What’s new: Decart, a startup that’s building a platform for AI applications, and Etched, which designs specialized AI chips, introduced Oasis, which generates a Minecraft-like game in real time. The weights are open and available here. You can play with a demo here.
How it works: The system generates one frame at a time based on a user’s keystrokes, mouse movements, and previously generated frames. The training dataset is undisclosed, but it’s almost certainly based on videos of Minecraft gameplay, given the output’s striking semblance to that game.
- Some recent video generators produce an initial frame, then the nth frame, and then the frames in between. This approach isn’t practical for real-time gameplay. Instead, Oasis learned to generate the next frame. A ViT encoder embeds previously generated frames. Given those embeddings, an embedding of a frame to which noise had been added, and a user’s input, a diffusion transformer learned to remove the noise using a variation on diffusion called diffusion forcing.
- Generated frames may contain glitches, and such errors can snowball if the model incorporates glitches from previous frames into subsequent frames. To avoid this, during training, the system added noise to embeddings of previous frames before feeding them to the transformer to generate the next frame. This way, the transformer learned to ignore glitches while producing new frames.
- At inference, the ViT encoder embeds previously generated frames, and the system adds noise to the frame embeddings. Given the user’s input, the noisy frame embeddings, and a pure-noise embedding that represents the frame to be generated, the transformer iteratively removes the noise from the previous and current frame embeddings. The ViT’s decoder takes the denoised current frame embedding and produces an image.

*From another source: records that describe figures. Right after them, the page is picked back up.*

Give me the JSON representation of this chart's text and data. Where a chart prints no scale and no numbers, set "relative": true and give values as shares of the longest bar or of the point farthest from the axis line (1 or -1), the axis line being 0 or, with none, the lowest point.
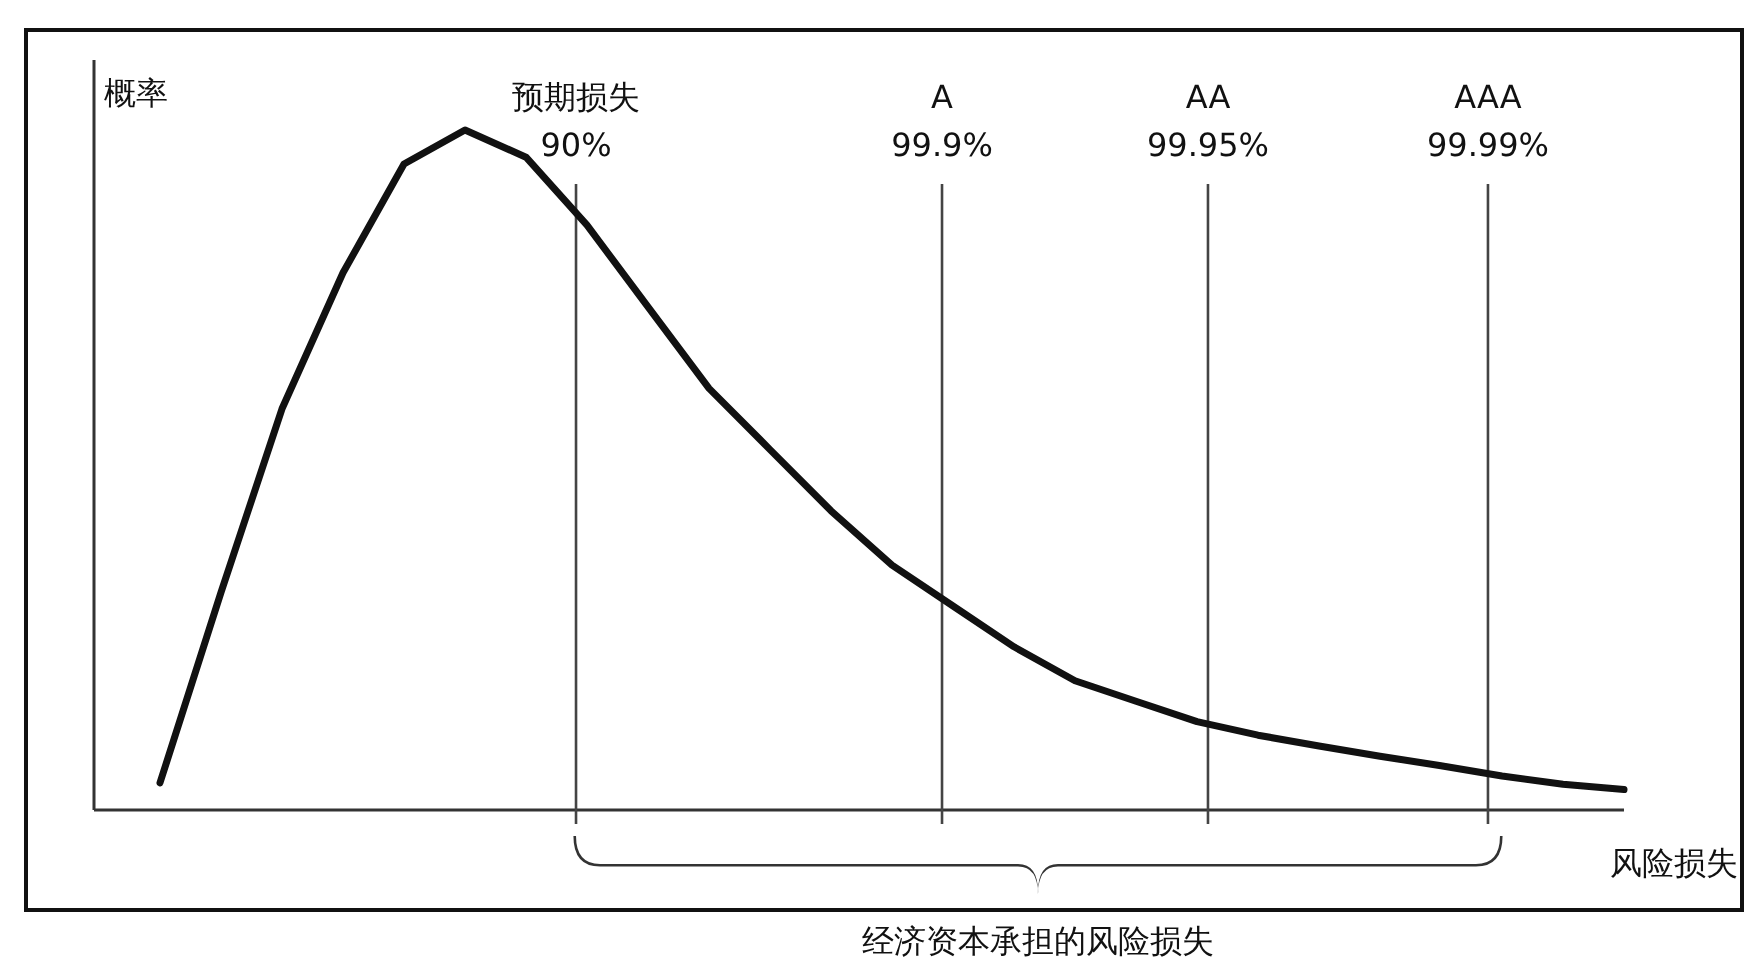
{
  "chart_data": {
    "type": "line",
    "relative": true,
    "xlabel": "风险损失",
    "ylabel": "概率",
    "categories": [
      null,
      null,
      null,
      null,
      null,
      null,
      null,
      null,
      null,
      null,
      null,
      null,
      null,
      null,
      null,
      null,
      null,
      null,
      null,
      null,
      null,
      null,
      null,
      null,
      null
    ],
    "series": [
      {
        "color": "#111111",
        "values": [
          0.04,
          0.32,
          0.59,
          0.79,
          0.95,
          1,
          0.96,
          0.86,
          0.74,
          0.62,
          0.53,
          0.44,
          0.36,
          0.3,
          0.24,
          0.19,
          0.16,
          0.13,
          0.11,
          0.094,
          0.079,
          0.065,
          0.05,
          0.038,
          0.03
        ]
      }
    ],
    "annotations": [
      "预期损失 90%",
      "A 99.9%",
      "AA 99.95%",
      "AAA 99.99%",
      "经济资本承担的风险损失"
    ]
  }
}
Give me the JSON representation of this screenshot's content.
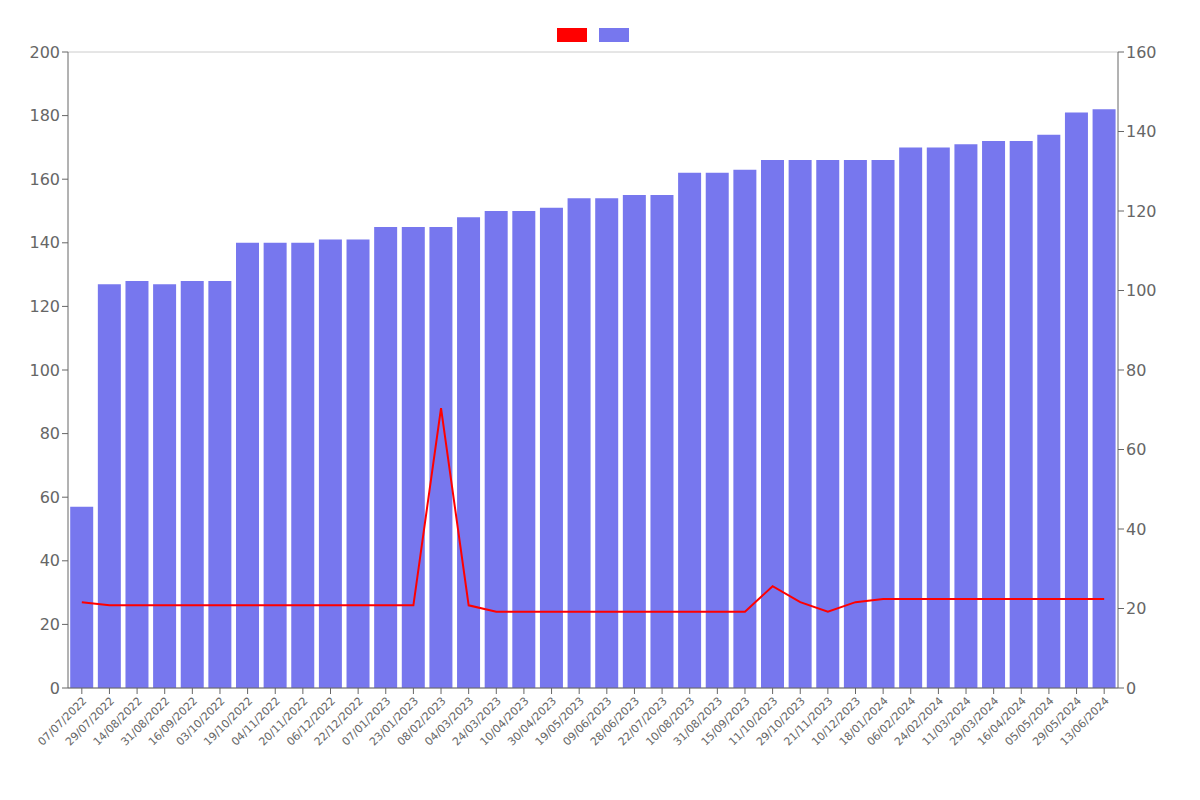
{
  "chart_data": {
    "type": "bar",
    "categories": [
      "07/07/2022",
      "29/07/2022",
      "14/08/2022",
      "31/08/2022",
      "16/09/2022",
      "03/10/2022",
      "19/10/2022",
      "04/11/2022",
      "20/11/2022",
      "06/12/2022",
      "22/12/2022",
      "07/01/2023",
      "23/01/2023",
      "08/02/2023",
      "04/03/2023",
      "24/03/2023",
      "10/04/2023",
      "30/04/2023",
      "19/05/2023",
      "09/06/2023",
      "28/06/2023",
      "22/07/2023",
      "10/08/2023",
      "31/08/2023",
      "15/09/2023",
      "11/10/2023",
      "29/10/2023",
      "21/11/2023",
      "10/12/2023",
      "18/01/2024",
      "06/02/2024",
      "24/02/2024",
      "11/03/2024",
      "29/03/2024",
      "16/04/2024",
      "05/05/2024",
      "29/05/2024",
      "13/06/2024"
    ],
    "series": [
      {
        "type": "bar",
        "color": "#7777ee",
        "values": [
          57,
          127,
          128,
          127,
          128,
          128,
          140,
          140,
          140,
          141,
          141,
          145,
          145,
          145,
          148,
          150,
          150,
          151,
          154,
          154,
          155,
          155,
          162,
          162,
          163,
          166,
          166,
          166,
          166,
          166,
          170,
          170,
          171,
          172,
          172,
          174,
          181,
          182
        ]
      },
      {
        "type": "line",
        "color": "#ff0000",
        "values": [
          27,
          26,
          26,
          26,
          26,
          26,
          26,
          26,
          26,
          26,
          26,
          26,
          26,
          88,
          26,
          24,
          24,
          24,
          24,
          24,
          24,
          24,
          24,
          24,
          24,
          32,
          27,
          24,
          27,
          28,
          28,
          28,
          28,
          28,
          28,
          28,
          28,
          28
        ]
      }
    ],
    "ylim": [
      0,
      200
    ],
    "yticks": [
      0,
      20,
      40,
      60,
      80,
      100,
      120,
      140,
      160,
      180,
      200
    ],
    "y2lim": [
      0,
      160
    ],
    "y2ticks": [
      0,
      20,
      40,
      60,
      80,
      100,
      120,
      140,
      160
    ],
    "grid": true,
    "legend": "top"
  }
}
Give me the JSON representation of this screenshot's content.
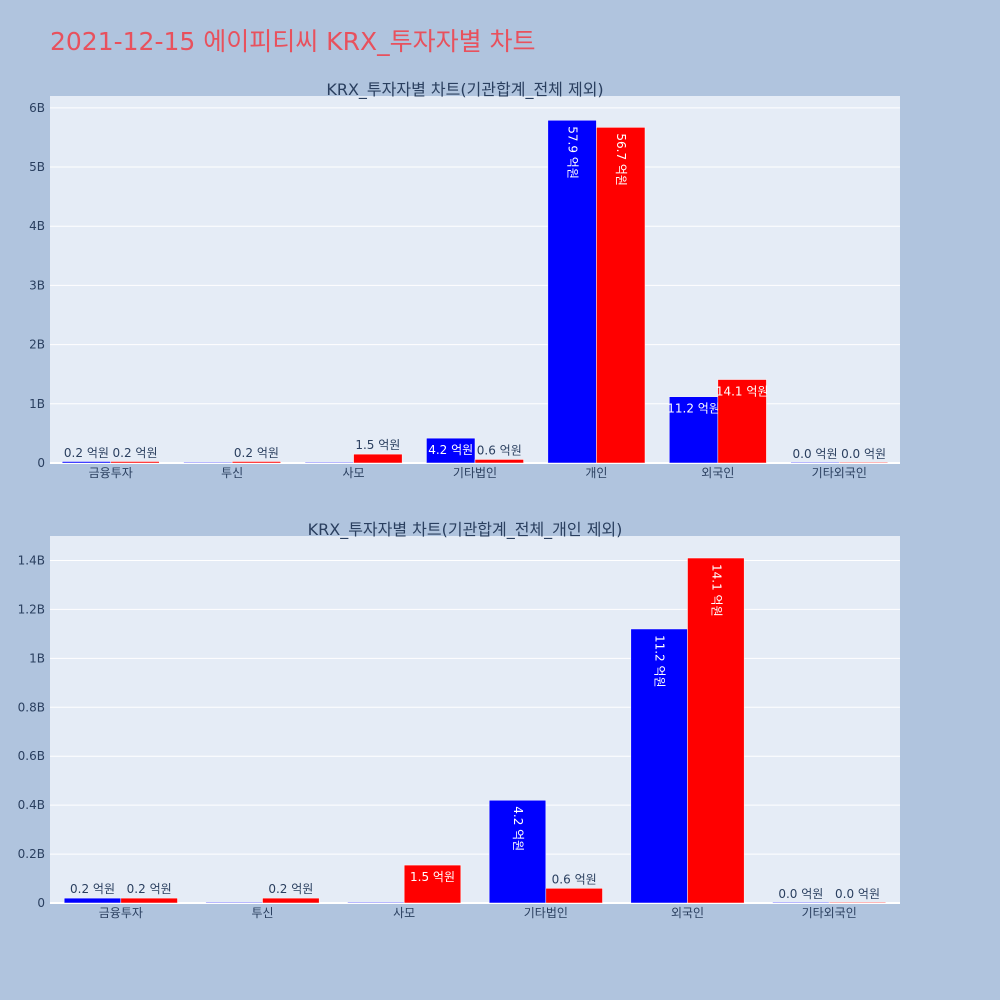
{
  "page": {
    "title": "2021-12-15 에이피티씨 KRX_투자자별 차트",
    "background": "#b0c4de",
    "title_color": "#e8515d"
  },
  "chart_data": [
    {
      "type": "bar",
      "title": "KRX_투자자별 차트(기관합계_전체 제외)",
      "categories": [
        "금융투자",
        "투신",
        "사모",
        "기타법인",
        "개인",
        "외국인",
        "기타외국인"
      ],
      "series": [
        {
          "color": "#0000ff",
          "values": [
            0.02,
            0,
            0,
            0.42,
            5.79,
            1.12,
            0.0
          ],
          "labels": [
            "0.2 억원",
            "",
            "",
            "4.2 억원",
            "57.9 억원",
            "11.2 억원",
            "0.0 억원"
          ]
        },
        {
          "color": "#ff0000",
          "values": [
            0.02,
            0.02,
            0.15,
            0.06,
            5.67,
            1.41,
            0.0
          ],
          "labels": [
            "0.2 억원",
            "0.2 억원",
            "1.5 억원",
            "0.6 억원",
            "56.7 억원",
            "14.1 억원",
            "0.0 억원"
          ]
        }
      ],
      "ylim": [
        0,
        6.2
      ],
      "yticks": [
        0,
        1,
        2,
        3,
        4,
        5,
        6
      ],
      "ytick_labels": [
        "0",
        "1B",
        "2B",
        "3B",
        "4B",
        "5B",
        "6B"
      ],
      "grid": true
    },
    {
      "type": "bar",
      "title": "KRX_투자자별 차트(기관합계_전체_개인 제외)",
      "categories": [
        "금융투자",
        "투신",
        "사모",
        "기타법인",
        "외국인",
        "기타외국인"
      ],
      "series": [
        {
          "color": "#0000ff",
          "values": [
            0.02,
            0,
            0,
            0.42,
            1.12,
            0.0
          ],
          "labels": [
            "0.2 억원",
            "",
            "",
            "4.2 억원",
            "11.2 억원",
            "0.0 억원"
          ]
        },
        {
          "color": "#ff0000",
          "values": [
            0.02,
            0.02,
            0.155,
            0.06,
            1.41,
            0.0
          ],
          "labels": [
            "0.2 억원",
            "0.2 억원",
            "1.5 억원",
            "0.6 억원",
            "14.1 억원",
            "0.0 억원"
          ]
        }
      ],
      "ylim": [
        0,
        1.5
      ],
      "yticks": [
        0,
        0.2,
        0.4,
        0.6,
        0.8,
        1.0,
        1.2,
        1.4
      ],
      "ytick_labels": [
        "0",
        "0.2B",
        "0.4B",
        "0.6B",
        "0.8B",
        "1B",
        "1.2B",
        "1.4B"
      ],
      "grid": true
    }
  ]
}
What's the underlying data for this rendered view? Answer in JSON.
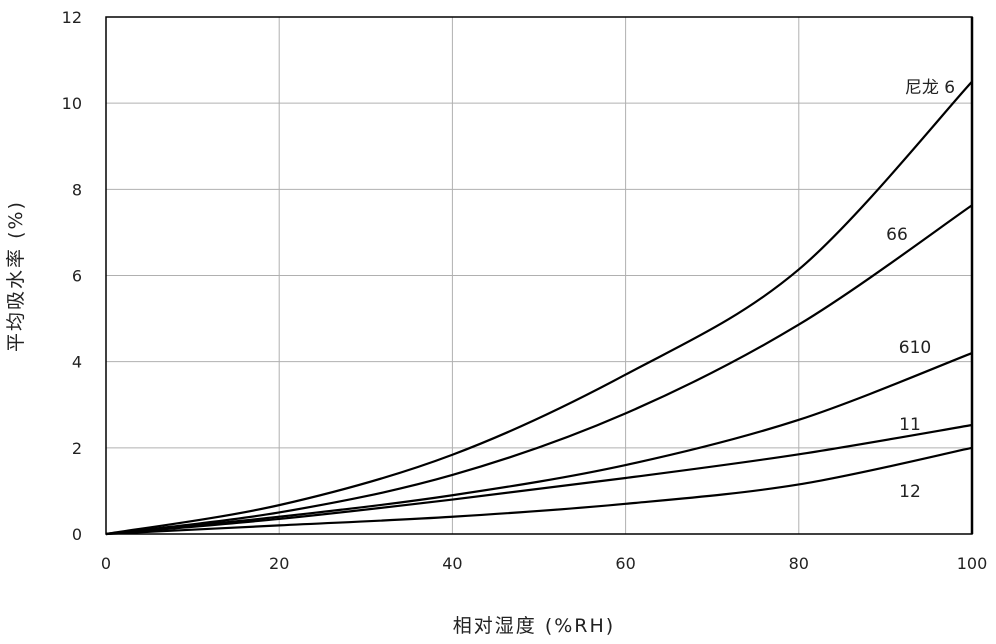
{
  "chart_data": {
    "type": "line",
    "title": "",
    "xlabel": "相对湿度 (%RH)",
    "ylabel": "平均吸水率 (%)",
    "xlim": [
      0,
      100
    ],
    "ylim": [
      0,
      12
    ],
    "xticks": [
      0,
      20,
      40,
      60,
      80,
      100
    ],
    "yticks": [
      0,
      2,
      4,
      6,
      8,
      10,
      12
    ],
    "grid": true,
    "legend": "none (curves labelled directly near right end)",
    "x": [
      0,
      20,
      40,
      60,
      80,
      100
    ],
    "series": [
      {
        "name": "尼龙 6",
        "values": [
          0,
          0.67,
          1.84,
          3.7,
          6.14,
          10.5
        ]
      },
      {
        "name": "66",
        "values": [
          0,
          0.5,
          1.37,
          2.8,
          4.86,
          7.63
        ]
      },
      {
        "name": "610",
        "values": [
          0,
          0.4,
          0.9,
          1.6,
          2.65,
          4.2
        ]
      },
      {
        "name": "11",
        "values": [
          0,
          0.35,
          0.8,
          1.3,
          1.85,
          2.53
        ]
      },
      {
        "name": "12",
        "values": [
          0,
          0.2,
          0.4,
          0.7,
          1.15,
          2.0
        ]
      }
    ],
    "colors": {
      "line": "#000000",
      "grid": "#b0b0b0",
      "axis": "#000000"
    }
  }
}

- The system currently runs on Nvidia H100 GPUs using Decart’s inference technology, which is tuned to run transformers on that hardware. The developers aim to change the hardware to Etched’s Sohu chips, which are specialized for transformers and process Llama 70B at a jaw-dropping 500,000 tokens per second.
Results: The Oasis web demo enables users to interact with 360-by-360-pixel frames at 20 frames per second. Users can place blocks, place fences, and move through a Minecraft-like world. The demo starts with an image of a location, but users can upload an image (turning, say, a photo of your cat into a blocky Minecraft-style level, as reported by Wired).
Yes, but: The game has its fair share of issues. For instance, objects disappear and menus items change unaccountably. The world’s physics are similarly inconsistent. For instance, players don’t fall into holes dug directly beneath them and, after jumping into water, players are likely to find themselves standing on a blue floor.
Behind the news: In February, Google announced Genie, a model that generates two-dimensional platformer games from input images. We weren’t able to find a publicly available demo or model.
Why it matters: Oasis is more a proof of concept than a product. Nonetheless, as an open-world video game entirely generated by AI — albeit based on data produced by a traditional implementation — it sets a bar for future game generators.
We’re thinking: Real-time video generation suggests a wealth of potential applications — say, a virtual workspace for interior decorating that can see and generate your home, or an interactive car repair manual that can create custom clips based on your own vehicle. Oasis is an early step in this direction.